Many years ago when I worked at Blockbuster, I was waiting on a woman and her rather unruly son at the register. He kept fiddling with the gumball machine and was trying to put a nickel in the quarter slot, which freaked me out because I figured it would break it. The woman even bitched at me for raising my voice to her child to protect the store’s property.
She managed to dissuade him of the notion, but if he had put a different-size coin in the gumball machine’s slot, would it have broken? Would it have dispensed, or done nothing?
This reminds me of when Thailand came out with the 10-baht coin. It was roughly the same size and shape as a one-euro coin but worth maybe 25 cents or less American. Reports at the time were that people in Europe who had brought back some 10-baht coins were using them successfully in vending machines.
Nickels are a little thicker than quarters so it might not fit but possibly could jam it. It all depends on the particular mechanism. Gumball machines are pretty basic, I assume that it’s a more modern version if it takes quarters and probably is well designed to deal with all sorts coins and slugs someone might use. Probably worst case is jamming the mechanism.
1984 School trip to West Germany (there were 2 germanys in those days!). English 5p piece was the same size as a 1DM coin, which was worth about 25p. The coke machine at the youth hostel couldn’t tell the difference so we enjoyed cheap drinks for a few days. Then they restocked the machine and emptied the coins. We were told to either make up the difference or leave immediately!
Googling, in 1982, Connecticut sold highway tokens for $0.175 each (a roll of forty for seven bucks) that could be used in lieu of a $0.75 NYC subway token
I expect that coin-operated candy machines are well-tested and engineered to gracefully reject the normal coinage that they don’t accept because otherwise little kids are going to break them constantly and a broken vending machine is not a very useful object.
But of course coins from other countries or various unofficial tokens are potentially problematic.
I wonder if any country has seriously considered the seignorage benefit of making lower valued coins that are the same size as a US quarter…
Back in the day (circa 1985) my friends and I knew that the pull-rings from soda/beer cans could be forced into parking meters. When you then turned the knob, the pull-ring would grind in the gears and jam the meter. Like in Monopoly, we then had FREE PARKING for 4 hours.
When the meter was repaired, you moved your car to a different meter, rinse&repeat.
So just letting go of the nickel won’t do anything, It probably won’t seat properly, it may be too wide to rotate the mechanism, and it’s lack of diameter may not activate a cam that allows the mechanism to completely rotate. Worst case is probably a jam, and a kid may not have the strength to cause that with a nickel.
When I was a little kid you got to pieces of chicklets type gum for a penny at the hardware store. I don’t think they had a problem with people trying to use dimes instead of pennies.
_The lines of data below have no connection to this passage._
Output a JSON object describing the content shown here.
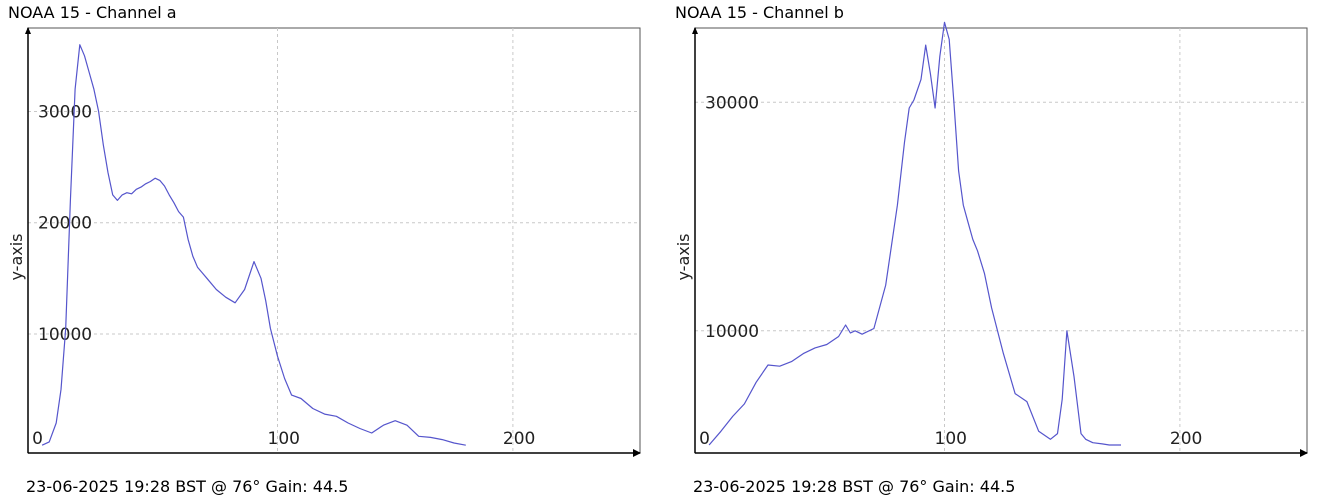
{
  "panels": [
    {
      "title": "NOAA 15 - Channel a",
      "footer": "23-06-2025 19:28 BST @ 76° Gain: 44.5"
    },
    {
      "title": "NOAA 15 - Channel b",
      "footer": "23-06-2025 19:28 BST @ 76° Gain: 44.5"
    }
  ],
  "chart_data": [
    {
      "type": "line",
      "title": "NOAA 15 - Channel a",
      "xlabel": "",
      "ylabel": "y-axis",
      "xlim": [
        -6,
        254
      ],
      "ylim": [
        -700,
        37500
      ],
      "xticks": [
        0,
        100,
        200
      ],
      "yticks": [
        10000,
        20000,
        30000
      ],
      "grid": true,
      "color": "#5555cc",
      "x": [
        0,
        3,
        6,
        8,
        10,
        12,
        14,
        16,
        18,
        20,
        22,
        24,
        26,
        28,
        30,
        32,
        34,
        36,
        38,
        40,
        42,
        44,
        46,
        48,
        50,
        52,
        54,
        56,
        58,
        60,
        62,
        64,
        66,
        68,
        70,
        74,
        78,
        82,
        86,
        90,
        93,
        95,
        97,
        100,
        103,
        106,
        110,
        115,
        120,
        125,
        130,
        135,
        140,
        145,
        150,
        155,
        160,
        165,
        170,
        175,
        180
      ],
      "y": [
        0,
        300,
        2000,
        5000,
        10500,
        22000,
        32000,
        36000,
        35000,
        33500,
        32000,
        30000,
        27000,
        24500,
        22500,
        22000,
        22500,
        22700,
        22600,
        23000,
        23200,
        23500,
        23700,
        24000,
        23800,
        23300,
        22500,
        21800,
        21000,
        20500,
        18500,
        17000,
        16000,
        15500,
        15000,
        14000,
        13300,
        12800,
        14000,
        16500,
        15000,
        13000,
        10500,
        8000,
        6000,
        4500,
        4200,
        3300,
        2800,
        2600,
        2000,
        1500,
        1100,
        1800,
        2200,
        1800,
        800,
        700,
        500,
        200,
        0
      ]
    },
    {
      "type": "line",
      "title": "NOAA 15 - Channel b",
      "xlabel": "",
      "ylabel": "y-axis",
      "xlim": [
        -6,
        254
      ],
      "ylim": [
        -700,
        36500
      ],
      "xticks": [
        0,
        100,
        200
      ],
      "yticks": [
        10000,
        30000
      ],
      "grid": true,
      "color": "#5555cc",
      "x": [
        0,
        5,
        10,
        15,
        20,
        25,
        30,
        35,
        40,
        45,
        50,
        55,
        58,
        60,
        62,
        65,
        70,
        75,
        80,
        83,
        85,
        87,
        90,
        92,
        94,
        96,
        98,
        100,
        102,
        104,
        106,
        108,
        110,
        112,
        114,
        117,
        120,
        125,
        130,
        135,
        140,
        145,
        148,
        150,
        152,
        155,
        158,
        160,
        163,
        167,
        170,
        175
      ],
      "y": [
        0,
        1200,
        2500,
        3600,
        5500,
        7000,
        6900,
        7300,
        8000,
        8500,
        8800,
        9500,
        10500,
        9800,
        10000,
        9700,
        10200,
        14000,
        21000,
        26500,
        29500,
        30200,
        32000,
        35000,
        32500,
        29500,
        34000,
        37000,
        35500,
        30000,
        24000,
        21000,
        19500,
        18000,
        17000,
        15000,
        12000,
        8000,
        4500,
        3800,
        1200,
        500,
        1000,
        4000,
        10000,
        6000,
        1000,
        500,
        200,
        100,
        0,
        0
      ]
    }
  ]
}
This may be an unban legend because I can’t find any article about about it, but supposedly at a certain subway(s), Necco wafers could be used instead of the regular token.
I was never able to do it, but I’ve seen my friends spin* pennies in nickels in pay phones and candy machines and have it mistaken for a quarter.
*You put the coin on edge of the coin slot flick downward with the tip of your finger, causing it to spin. Sometimes the coin would register, then return in the reject box. Double win!
Similar story here in Chicago; the CTA used to use tokens for the buses and L trains. Somewhere along the line, it was discovered that West German 1-pfennig coins would be accepted by the fare machines, and became rather popular.
I was at Golden Gate Park with my grandmother, at some pavilion that had gendering machines. One of the machines would, upon receipt of a quarter, drop a slug of plastic into a heated mold, and blow it into a little plastic bear, then dispense it. I had only a nickel, which I dropped in the slot. The machine returned my nickel.
Just to see what would happen, I kept inserting the nickel. After five tries, it kept the nickel. But it didn’t make a toy for me.
For all of you non-Americans, a quarter is a twenty-five cent coin, and a nickel is a five-cent piece. Also, WHY AREN’T YOU AMERICAN???
ETA: it was probably closer to fifty-five years. I didn’t have my multiplication tables learned when I was four.